During collection, edits are applied to data records to identify missing data, as well as capture and reporting errors. Respondents are asked to validate their data when these collection edits fail.
During data processing, subject matter specialists review the collected data to identify and resolve errors, inconsistencies and outliers. This review focuses on the behaviour of the reported price changes, both to validate them directly and to ensure they are representative of new price movements generally.
Missing data are generally estimated by a systematized imputation process. In any given period, price data may not be available for estimation. In such cases, missing data are imputed using the average price movement of remaining units within the same CMA (overall mean or targeted mean imputation method).

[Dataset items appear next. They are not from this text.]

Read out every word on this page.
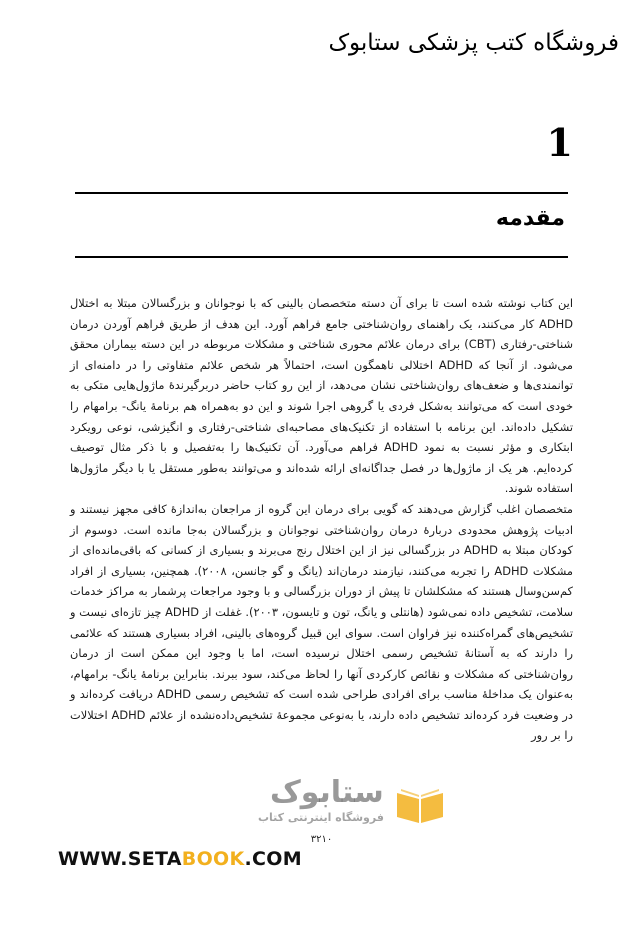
فروشگاه کتب پزشکی ستابوک
1
مقدمه

این کتاب نوشته شده است تا برای آن دسته متخصصان بالینی که با نوجوانان و بزرگسالان مبتلا به اختلال ADHD کار می‌کنند، یک راهنمای روان‌شناختی جامع فراهم آورد. این هدف از طریق فراهم آوردن درمان شناختی-رفتاری (CBT) برای درمان علائم محوری شناختی و مشکلات مربوطه در این دسته بیماران محقق می‌شود. از آنجا که ADHD اختلالی ناهمگون است، احتمالاً هر شخص علائم متفاوتی را در دامنه‌ای از توانمندی‌ها و ضعف‌های روان‌شناختی نشان می‌دهد، از این رو کتاب حاضر دربرگیرندهٔ ماژول‌هایی متکی به خودی است که می‌توانند به‌شکل فردی یا گروهی اجرا شوند و این دو به‌همراه هم برنامهٔ یانگ- برامهام را تشکیل داده‌اند. این برنامه با استفاده از تکنیک‌های مصاحبه‌ای شناختی-رفتاری و انگیزشی، نوعی رویکرد ابتکاری و مؤثر نسبت به نمود ADHD فراهم می‌آورد. آن تکنیک‌ها را به‌تفصیل و با ذکر مثال توصیف کرده‌ایم. هر یک از ماژول‌ها در فصل جداگانه‌ای ارائه شده‌اند و می‌توانند به‌طور مستقل یا با دیگر ماژول‌ها استفاده شوند.

متخصصان اغلب گزارش می‌دهند که گویی برای درمان این گروه از مراجعان به‌اندازهٔ کافی مجهز نیستند و ادبیات پژوهش محدودی دربارهٔ درمان روان‌شناختی نوجوانان و بزرگسالان به‌جا مانده است. دوسوم از کودکان مبتلا به ADHD در بزرگسالی نیز از این اختلال رنج می‌برند و بسیاری از کسانی که باقی‌مانده‌ای از مشکلات ADHD را تجربه می‌کنند، نیازمند درمان‌اند (یانگ و گو جانسن، ۲۰۰۸). همچنین، بسیاری از افراد کم‌سن‌وسال هستند که مشکلشان تا پیش از دوران بزرگسالی و با وجود مراجعات پرشمار به مراکز خدمات سلامت، تشخیص داده نمی‌شود (هانتلی و یانگ، تون و تایسون، ۲۰۰۳). غفلت از ADHD چیز تازه‌ای نیست و تشخیص‌های گمراه‌کننده نیز فراوان است. سوای این قبیل گروه‌های بالینی، افراد بسیاری هستند که علائمی را دارند که به آستانهٔ تشخیص رسمی اختلال نرسیده است، اما با وجود این ممکن است از درمان روان‌شناختی که مشکلات و نقائص کارکردی آنها را لحاظ می‌کند، سود ببرند. بنابراین برنامهٔ یانگ- برامهام، به‌عنوان یک مداخلهٔ مناسب برای افرادی طراحی شده است که تشخیص رسمی ADHD دریافت کرده‌اند و در وضعیت فرد کرده‌اند تشخیص داده دارند، یا به‌نوعی مجموعهٔ تشخیص‌داده‌نشده از علائم ADHD اختلالات را بر رور

ستابوک
فروشگاه اینترنتی کتاب
۳۲۱۰
WWW.SETABOOK.COM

The NCAPI is comprised of both elemental and aggregate calculations. The elemental index is calculated using the Jevons formula (equally weighted geometric mean) combining price relatives across a CMA. The aggregate NCAPI is the weighted combination of city estimates to a six census metropolitan area composite total. The index used for this calculation is a fixed weighted Laspeyres type (Lowe) formula.
Sources of weights
Price relatives for all units in all buildings in a CMA are given equal weight in the calculation of CMA-level indices. Weights to aggregate the CMA-level indices are determined by economic activity, which is derived from the value of sales of new condos in each CMA in the preceding three years (i.e., sales weights). These weights are updated annually, and introduced with the release of the second quarter indices. As an example, weights for the 2017 indices come from the value of new condos sold in each CMA during the 2014, 2015, and 2016 calendar years, with weights for the 2018 indices covering sales in each CMA from 2015 to 2017.
The weight assigned to each CMA is the ratio of the total value of sales in that CMA over the preceding three years to the value of sales in all CMAs in the NCAPI over the preceding three years.

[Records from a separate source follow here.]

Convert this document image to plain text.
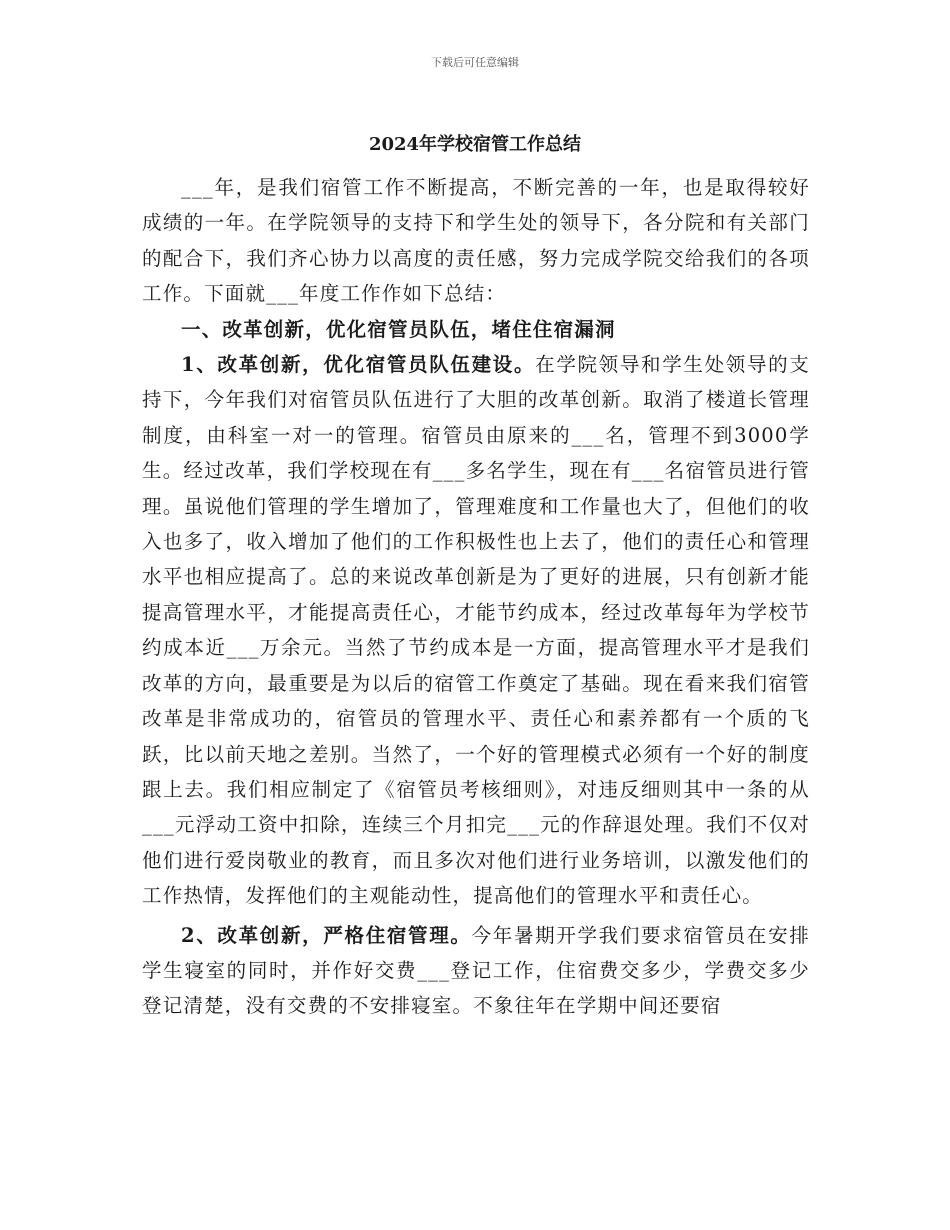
下载后可任意编辑
2024年学校宿管工作总结

___年，是我们宿管工作不断提高，不断完善的一年，也是取得较好成绩的一年。在学院领导的支持下和学生处的领导下，各分院和有关部门的配合下，我们齐心协力以高度的责任感，努力完成学院交给我们的各项工作。下面就___年度工作作如下总结：

一、改革创新，优化宿管员队伍，堵住住宿漏洞

1、改革创新，优化宿管员队伍建设。在学院领导和学生处领导的支持下，今年我们对宿管员队伍进行了大胆的改革创新。取消了楼道长管理制度，由科室一对一的管理。宿管员由原来的___名，管理不到3000学生。经过改革，我们学校现在有___多名学生，现在有___名宿管员进行管理。虽说他们管理的学生增加了，管理难度和工作量也大了，但他们的收入也多了，收入增加了他们的工作积极性也上去了，他们的责任心和管理水平也相应提高了。总的来说改革创新是为了更好的进展，只有创新才能提高管理水平，才能提高责任心，才能节约成本，经过改革每年为学校节约成本近___万余元。当然了节约成本是一方面，提高管理水平才是我们改革的方向，最重要是为以后的宿管工作奠定了基础。现在看来我们宿管改革是非常成功的，宿管员的管理水平、责任心和素养都有一个质的飞跃，比以前天地之差别。当然了，一个好的管理模式必须有一个好的制度跟上去。我们相应制定了《宿管员考核细则》，对违反细则其中一条的从___元浮动工资中扣除，连续三个月扣完___元的作辞退处理。我们不仅对他们进行爱岗敬业的教育，而且多次对他们进行业务培训，以激发他们的工作热情，发挥他们的主观能动性，提高他们的管理水平和责任心。

2、改革创新，严格住宿管理。今年暑期开学我们要求宿管员在安排学生寝室的同时，并作好交费___登记工作，住宿费交多少，学费交多少登记清楚，没有交费的不安排寝室。不象往年在学期中间还要宿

Data for the weights come from CMHC's Market Absorption Survey, which gives a census of newly built residential properties for each CMA in the NCAPI. Sales data for condos in the Market Absorption Survey (sales date and price) are used to calculate the weights for each CMA.
Prior to publication, the NCAPI is analyzed for comparability with historical trends, as well as for coherence with results from related economic indicators, known current events and information from other external price index sources.

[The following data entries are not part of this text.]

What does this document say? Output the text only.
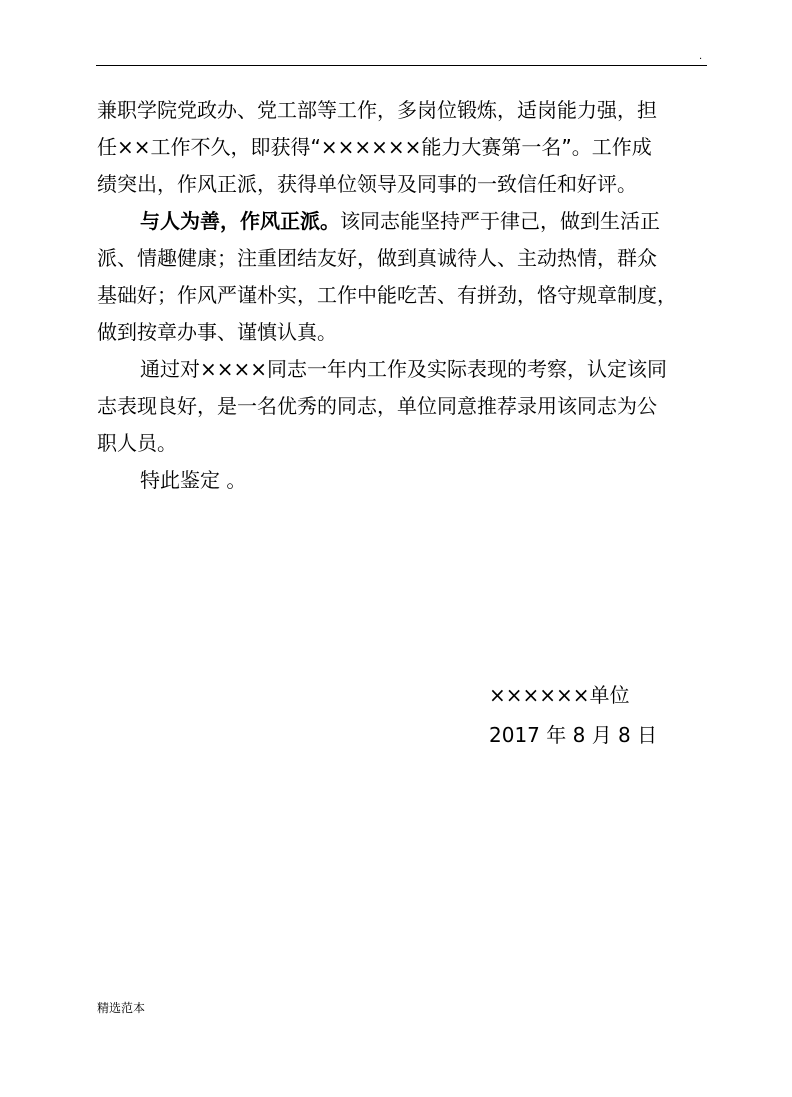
.

兼职学院党政办、党工部等工作，多岗位锻炼，适岗能力强，担

任××工作不久，即获得“××××××能力大赛第一名”。工作成

绩突出，作风正派，获得单位领导及同事的一致信任和好评。

与人为善，作风正派。该同志能坚持严于律己，做到生活正

派、情趣健康；注重团结友好，做到真诚待人、主动热情，群众

基础好；作风严谨朴实，工作中能吃苦、有拼劲，恪守规章制度，

做到按章办事、谨慎认真。

通过对××××同志一年内工作及实际表现的考察，认定该同

志表现良好，是一名优秀的同志，单位同意推荐录用该同志为公

职人员。

特此鉴定 。

××××××单位
2017 年 8 月 8 日
精选范本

Statistics Canada is prohibited by law from releasing any information it collects which could identify any person, business, or organization, unless consent has been given by the respondent or as permitted by the Statistics Act. Various confidentiality rules are applied to all data that are released or published to prevent the publication or disclosure of any information deemed confidential. If necessary, data are suppressed to prevent direct or residual disclosure of identifiable data.
Collected data are converted to price indexes and data are released as such, so that it is not possible to identify the business supplying pricing information.
Revisions and seasonal adjustment
With each release, data for the previous quarters may have been revised. The indexes are not seasonally adjusted.
The statistical accuracy of this index depends on price and value data. Price data are obtained from a sample survey. The accuracy of the value data depends on the quality of CMHC's Market Absorption Survey. Both data sources are subject to their own errors.
Though the NCAPI uses a sample survey methodology to obtain the necessary information, confidence intervals are not currently estimated, due to the longitudinal nature of price index series.
Indexes for all levels of aggregation are considered to be statistically reliable unless otherwise denoted with a quality indicator value.
The average monthly response rate for builders in the survey for 2018 was 77%.
When the detailed specifications of a condo unit changes between two consecutive periods, Statistics Canada uses values provided by the builder to render the prices for the unit comparable over time. When inaccuracies in these dollar values occur and are not detected, they are a source of non-sampling error.